10. Santorum apparently believes in "an entitlement culture" when it comes for former politicians. After Tuesday night's virtual tie in the Iowa caucus, the Pennsylvanian spoke eloquently about his immigrant grandfather working for decades in the Pennsylvania coal fields and his massive hands; the grandson probably won't have that problem. Losing an election in 2006 allowed Santorum to become a poster child for how ex-pols quickly and easily cash in in America, as a lawyer-rainmaker and joining a "think tank" (that for a time was called America's Enemies) and as an analyst for the Fox News Channel and as a board member for Universal Health Services, an ethically challenged company (http://www.huffingtonpost.com/2012/01/02/rick-santorum-iowa-caucus-2012_n_1179435.html) where executives had supported his Senate campaigns. The New York Times' Gail Collins noted that Santorum had earned $970,000 in 2010 despite seeming sort of unemployed (http://www.nytimes.com/2011/11/19/opinion/collins-republican-financial-plans.html).

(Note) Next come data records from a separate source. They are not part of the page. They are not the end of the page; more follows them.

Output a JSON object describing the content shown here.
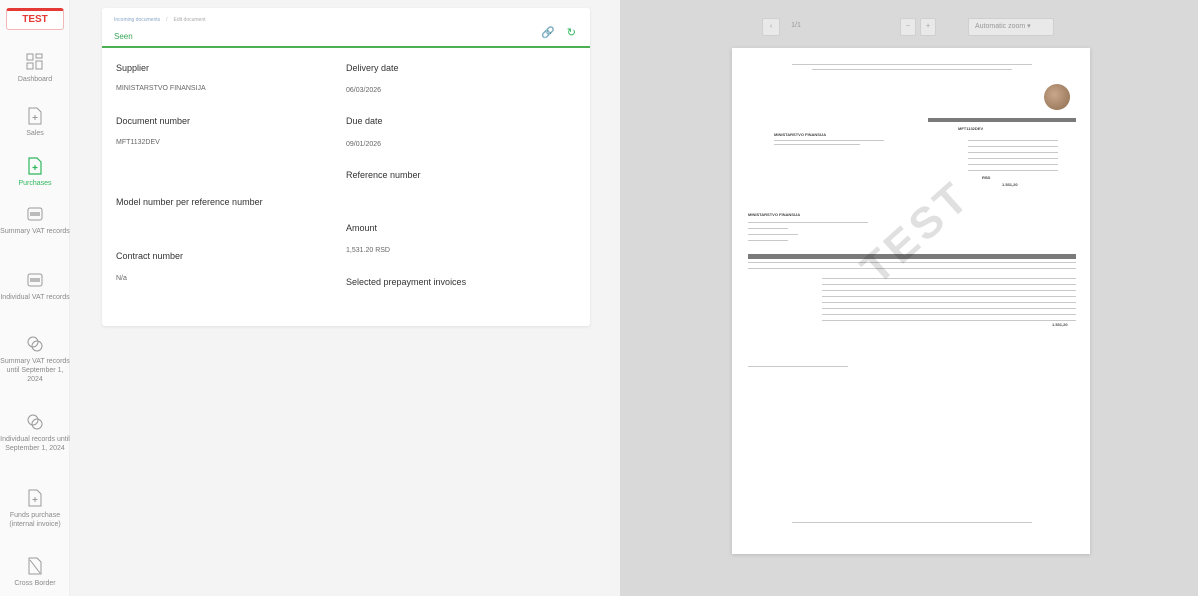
{
  "sidebar": {
    "brand": "TEST",
    "items": [
      {
        "label": "Dashboard",
        "icon": "dashboard-icon"
      },
      {
        "label": "Sales",
        "icon": "sales-document-icon"
      },
      {
        "label": "Purchases",
        "icon": "purchases-document-icon",
        "active": true
      },
      {
        "label": "Summary VAT records",
        "icon": "summary-vat-icon"
      },
      {
        "label": "Individual VAT records",
        "icon": "individual-vat-icon"
      },
      {
        "label": "Summary VAT records until September 1, 2024",
        "icon": "summary-vat-legacy-icon"
      },
      {
        "label": "Individual records until September 1, 2024",
        "icon": "individual-vat-legacy-icon"
      },
      {
        "label": "Funds purchase (internal invoice)",
        "icon": "funds-purchase-icon"
      },
      {
        "label": "Cross Border",
        "icon": "cross-border-icon"
      }
    ]
  },
  "card": {
    "breadcrumb": [
      "Incoming documents",
      "Edit document"
    ],
    "status": "Seen",
    "fields": {
      "supplier_label": "Supplier",
      "supplier_value": "MINISTARSTVO FINANSIJA",
      "delivery_label": "Delivery date",
      "delivery_value": "06/03/2026",
      "docnum_label": "Document number",
      "docnum_value": "MFT1132DEV",
      "due_label": "Due date",
      "due_value": "09/01/2026",
      "refnum_label": "Reference number",
      "model_label": "Model number per reference number",
      "amount_label": "Amount",
      "amount_value": "1,531.20 RSD",
      "contract_label": "Contract number",
      "contract_value": "N/a",
      "prepay_label": "Selected prepayment invoices"
    }
  },
  "viewer": {
    "page_indicator": "1/1",
    "zoom_out": "−",
    "zoom_in": "+",
    "zoom_select": "Automatic zoom",
    "watermark": "TEST",
    "doc": {
      "supplier_name": "MINISTARSTVO FINANSIJA",
      "invoice_no": "MFT1132DEV",
      "buyer_name": "MINISTARSTVO FINANSIJA",
      "total": "1.531,20",
      "currency": "RSD"
    }
  },
  "colors": {
    "accent_green": "#2eb85c",
    "brand_red": "#e53935"
  }
}
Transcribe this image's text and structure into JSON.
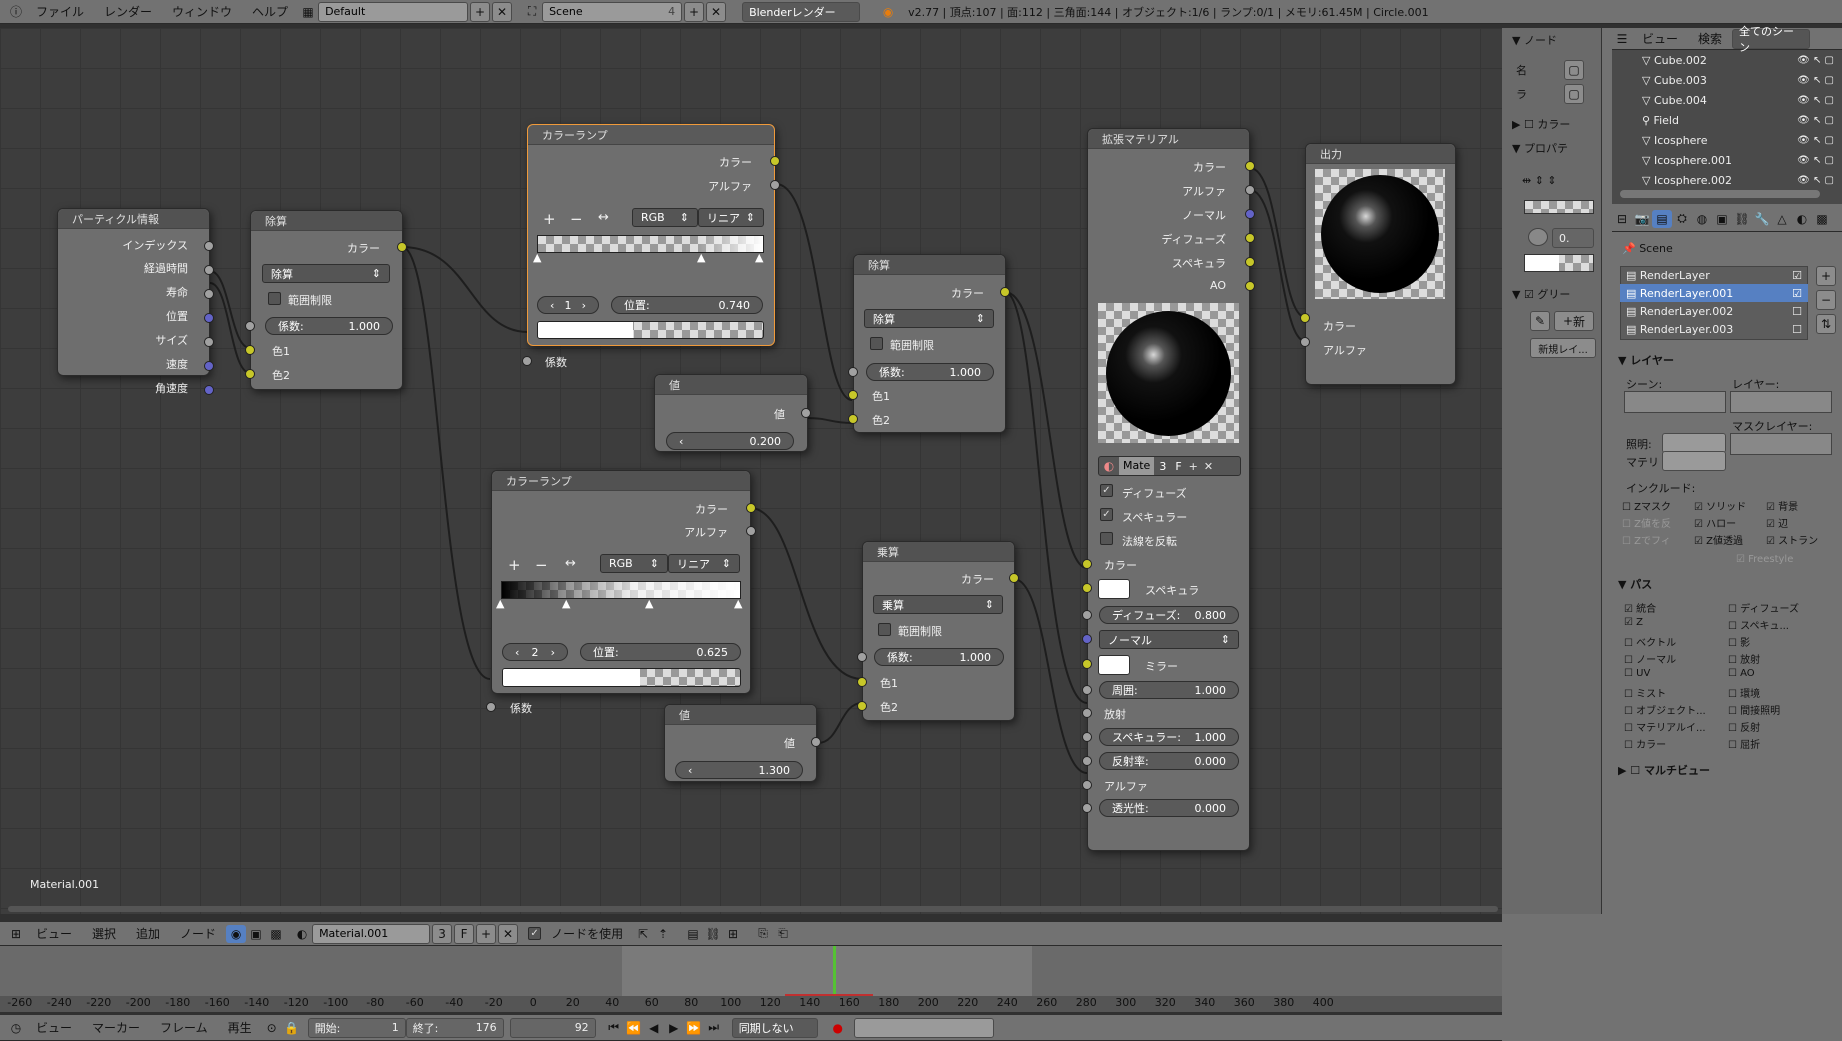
{
  "topbar": {
    "menus": [
      "ファイル",
      "レンダー",
      "ウィンドウ",
      "ヘルプ"
    ],
    "layout": "Default",
    "scene": "Scene",
    "scene_num": "4",
    "engine": "Blenderレンダー",
    "stats": "v2.77 | 頂点:107 | 面:112 | 三角面:144 | オブジェクト:1/6 | ランプ:0/1 | メモリ:61.45M | Circle.001"
  },
  "nodes": {
    "particle": {
      "title": "パーティクル情報",
      "outputs": [
        "インデックス",
        "経過時間",
        "寿命",
        "位置",
        "サイズ",
        "速度",
        "角速度"
      ]
    },
    "div1": {
      "title": "除算",
      "out": "カラー",
      "mode": "除算",
      "clamp": "範囲制限",
      "factor": "係数:",
      "factor_val": "1.000",
      "in1": "色1",
      "in2": "色2"
    },
    "ramp1": {
      "title": "カラーランプ",
      "out1": "カラー",
      "out2": "アルファ",
      "plus": "+",
      "minus": "−",
      "flip": "↔",
      "color_mode": "RGB",
      "interp": "リニア",
      "index": "1",
      "pos_label": "位置:",
      "pos_val": "0.740",
      "in": "係数"
    },
    "val1": {
      "title": "値",
      "out": "値",
      "val": "0.200"
    },
    "div2": {
      "title": "除算",
      "out": "カラー",
      "mode": "除算",
      "clamp": "範囲制限",
      "factor": "係数:",
      "factor_val": "1.000",
      "in1": "色1",
      "in2": "色2"
    },
    "ramp2": {
      "title": "カラーランプ",
      "out1": "カラー",
      "out2": "アルファ",
      "plus": "+",
      "minus": "−",
      "flip": "↔",
      "color_mode": "RGB",
      "interp": "リニア",
      "index": "2",
      "pos_label": "位置:",
      "pos_val": "0.625",
      "in": "係数"
    },
    "mult": {
      "title": "乗算",
      "out": "カラー",
      "mode": "乗算",
      "clamp": "範囲制限",
      "factor": "係数:",
      "factor_val": "1.000",
      "in1": "色1",
      "in2": "色2"
    },
    "val2": {
      "title": "値",
      "out": "値",
      "val": "1.300"
    },
    "mat": {
      "title": "拡張マテリアル",
      "outputs": [
        "カラー",
        "アルファ",
        "ノーマル",
        "ディフューズ",
        "スペキュラ",
        "AO"
      ],
      "mat_name": "Mate",
      "mat_users": "3",
      "mat_f": "F",
      "diffuse": "ディフューズ",
      "specular": "スペキュラー",
      "invert": "法線を反転",
      "in_color": "カラー",
      "spec_label": "スペキュラ",
      "diff_factor": "ディフューズ:",
      "diff_val": "0.800",
      "normal": "ノーマル",
      "mirror": "ミラー",
      "ambient": "周囲:",
      "ambient_val": "1.000",
      "emit": "放射",
      "spec_amt": "スペキュラー:",
      "spec_amt_val": "1.000",
      "refl": "反射率:",
      "refl_val": "0.000",
      "alpha": "アルファ",
      "trans": "透光性:",
      "trans_val": "0.000"
    },
    "out": {
      "title": "出力",
      "in1": "カラー",
      "in2": "アルファ"
    }
  },
  "editor_label": "Material.001",
  "node_header": {
    "menus": [
      "ビュー",
      "選択",
      "追加",
      "ノード"
    ],
    "material": "Material.001",
    "users": "3",
    "f": "F",
    "use_nodes": "ノードを使用"
  },
  "timeline": {
    "ticks": [
      "-260",
      "-240",
      "-220",
      "-200",
      "-180",
      "-160",
      "-140",
      "-120",
      "-100",
      "-80",
      "-60",
      "-40",
      "-20",
      "0",
      "20",
      "40",
      "60",
      "80",
      "100",
      "120",
      "140",
      "160",
      "180",
      "200",
      "220",
      "240",
      "260",
      "280",
      "300",
      "320",
      "340",
      "360",
      "380",
      "400"
    ],
    "menus": [
      "ビュー",
      "マーカー",
      "フレーム",
      "再生"
    ],
    "start": "開始:",
    "start_val": "1",
    "end": "終了:",
    "end_val": "176",
    "current": "92",
    "sync": "同期しない"
  },
  "props": {
    "node_label": "ノード",
    "name_label": "名",
    "label_label": "ラ",
    "color_label": "カラー",
    "prop_label": "プロパテ",
    "grease": "グリー",
    "new": "新",
    "new_layer": "新規レイ...",
    "slider_val": "0.",
    "outliner": {
      "view": "ビュー",
      "search": "検索",
      "all_scenes": "全てのシーン",
      "items": [
        "Cube.002",
        "Cube.003",
        "Cube.004",
        "Field",
        "Icosphere",
        "Icosphere.001",
        "Icosphere.002"
      ]
    },
    "scene": "Scene",
    "render_layers": [
      "RenderLayer",
      "RenderLayer.001",
      "RenderLayer.002",
      "RenderLayer.003"
    ],
    "layer_section": "レイヤー",
    "scene_label": "シーン:",
    "layer_label": "レイヤー:",
    "mask_layer": "マスクレイヤー:",
    "light": "照明:",
    "mat": "マテリ",
    "include": "インクルード:",
    "include_items": [
      "Zマスク",
      "ソリッド",
      "背景",
      "Z値を反",
      "ハロー",
      "辺",
      "Zでフィ",
      "Z値透過",
      "ストラン",
      "Freestyle"
    ],
    "pass": "パス",
    "pass_left": [
      "統合",
      "Z",
      "ベクトル",
      "ノーマル",
      "UV",
      "ミスト",
      "オブジェクト...",
      "マテリアルイ...",
      "カラー"
    ],
    "pass_right": [
      "ディフューズ",
      "スペキュ...",
      "影",
      "放射",
      "AO",
      "環境",
      "間接照明",
      "反射",
      "屈折"
    ],
    "multiview": "マルチビュー"
  }
}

The real Rick Santorum is indeed a frothy mixture -- of self-interest, loose ethical standards, and careerism in a career that's been largely devoted not so much to the social causes about which he makes headlines as looking out for the interests of big corporations and the wealthiest 1 Percent of Americans. It's a shame that more voters don't know that yet. That is the "Google problem" that Santorum actually deserves.